É apenas para pisar o chão molhado do banheiro. De preferencia que não tenha tiras de dedo, para que eu possa calçá-los com meias. Mas então me lembro de que não tenho mais dormido de meias. E isso é bom, apesar de que, em realidade, mal tenho dormido, alérgica que estou nos últimos dias.
No meio da madrugada tive calor. Tirei uma das três calças que usava.
Durante o dia sempre alguém me convida a ir para a sombra. Recuso sempre, pois há tanto esperava esse sol. Calor por aqui é bem-vindo e aquece o espírito.
Olho as horas e penso que tenho de correr, ou não terei tempo para almoçar. Percebo o absurdo: como pode me faltar tempo em um sábado de Varanasi?

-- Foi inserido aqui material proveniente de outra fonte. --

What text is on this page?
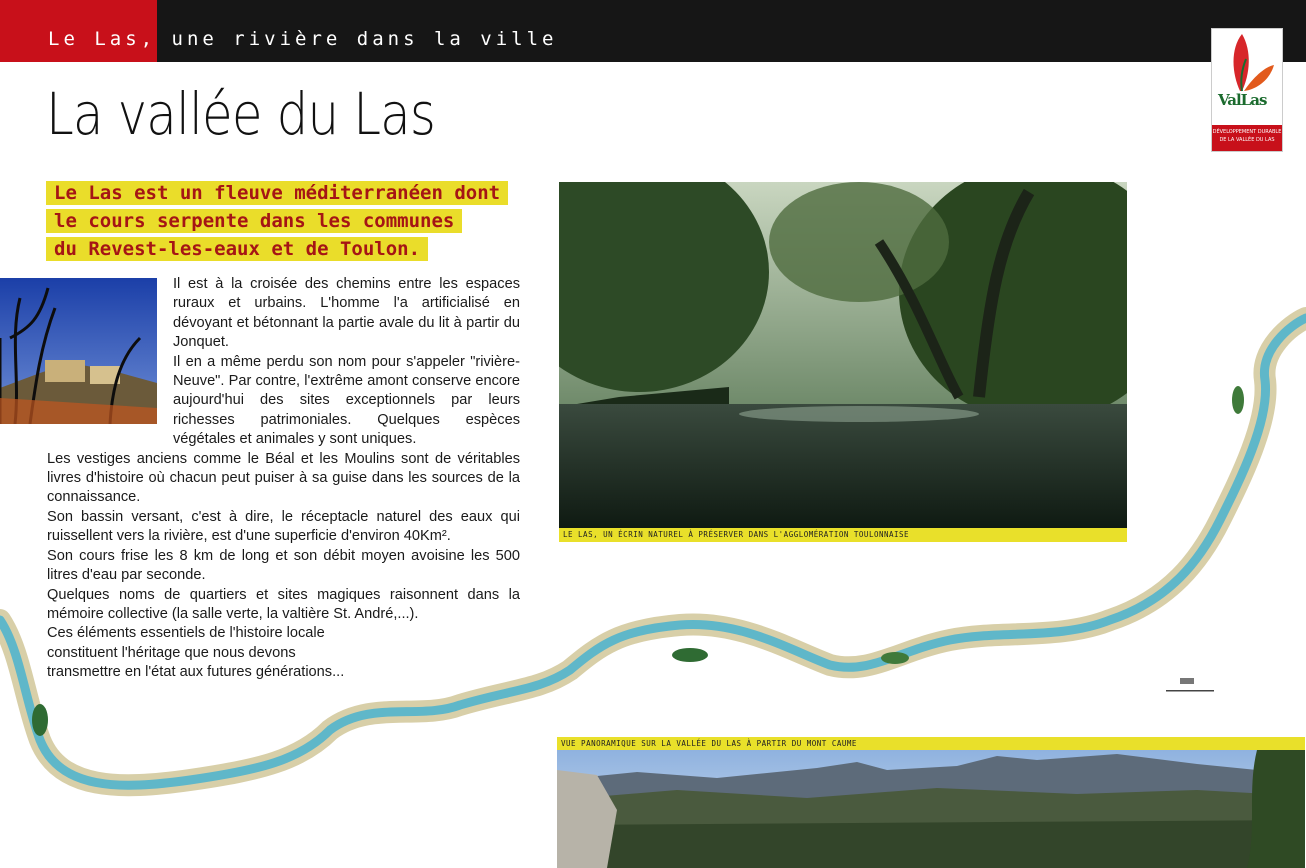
Le Las, une rivière dans la ville
ValLas
DÉVELOPPEMENT DURABLE
DE LA VALLÉE DU LAS
La vallée du Las
Le Las est un fleuve méditerranéen dont
le cours serpente dans les communes
du Revest-les-eaux et de Toulon.

Il est à la croisée des chemins entre les espaces ruraux et urbains. L'homme l'a artificialisé en dévoyant et bétonnant la partie avale du lit à partir du Jonquet.

Il en a même perdu son nom pour s'appeler "rivière-Neuve". Par contre, l'extrême amont conserve encore aujourd'hui des sites exceptionnels par leurs richesses patrimoniales. Quelques espèces végétales et animales y sont uniques.

Les vestiges anciens comme le Béal et les Moulins sont de véritables livres d'histoire où chacun peut puiser à sa guise dans les sources de la connaissance.

Son bassin versant, c'est à dire, le réceptacle naturel des eaux qui ruissellent vers la rivière, est d'une superficie d'environ 40Km².

Son cours frise les 8 km de long et son débit moyen avoisine les 500 litres d'eau par seconde.

Quelques noms de quartiers et sites magiques raisonnent dans la mémoire collective (la salle verte, la valtière St. André,...).

Ces éléments essentiels de l'histoire locale constituent l'héritage que nous devons transmettre en l'état aux futures générations...

LE LAS, UN ÉCRIN NATUREL À PRÉSERVER DANS L'AGGLOMÉRATION TOULONNAISE
VUE PANORAMIQUE SUR LA VALLÉE DU LAS À PARTIR DU MONT CAUME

Tempo sempre há. De sobra. Mas é tanto, que sempre me perco dentro dele. É o tempo das coisas pequenas que corre por aqui. E é como se tudo fosse tão lento, que eu mesma me desacelerasse até que cada movimento fosse imperceptível.
Pois eu consigo perder a hora em um sábado absolutamente vadio. É que sou muito absorvida em errar. A liberdade me ocupa todo o tempo.
E depois paro na porta de um pequeno restaurante desconhecido. O funcionário pede que eu entre e, suave, obedeço. Peço um special thali e, quando ele chega, percebo que há comida para duas pessoas. Eu sou uma só, mas como com o prazer de uma multidão faminta.
"Vamos escrever um texto juntos" - proponho mais tarde a um amigo, explicando-lhe a brincadeira: "Eu escrevo um parágrafo, você lê apenas a última linha, dá continuidade ao texto e assim por diante. Vamos nos revezando".
Quando lemos o resultado final, nos espantamos: o texto tem estrutura e unidade, além de uma mesma vibração.
Acho bonito que uma história coerente seja escrita a quatro mãos. Eu sempre escrevi só. E nunca tive muito jeito para dividir palavras.
Mas é tempo de se unir - penso eu. E também de se perder.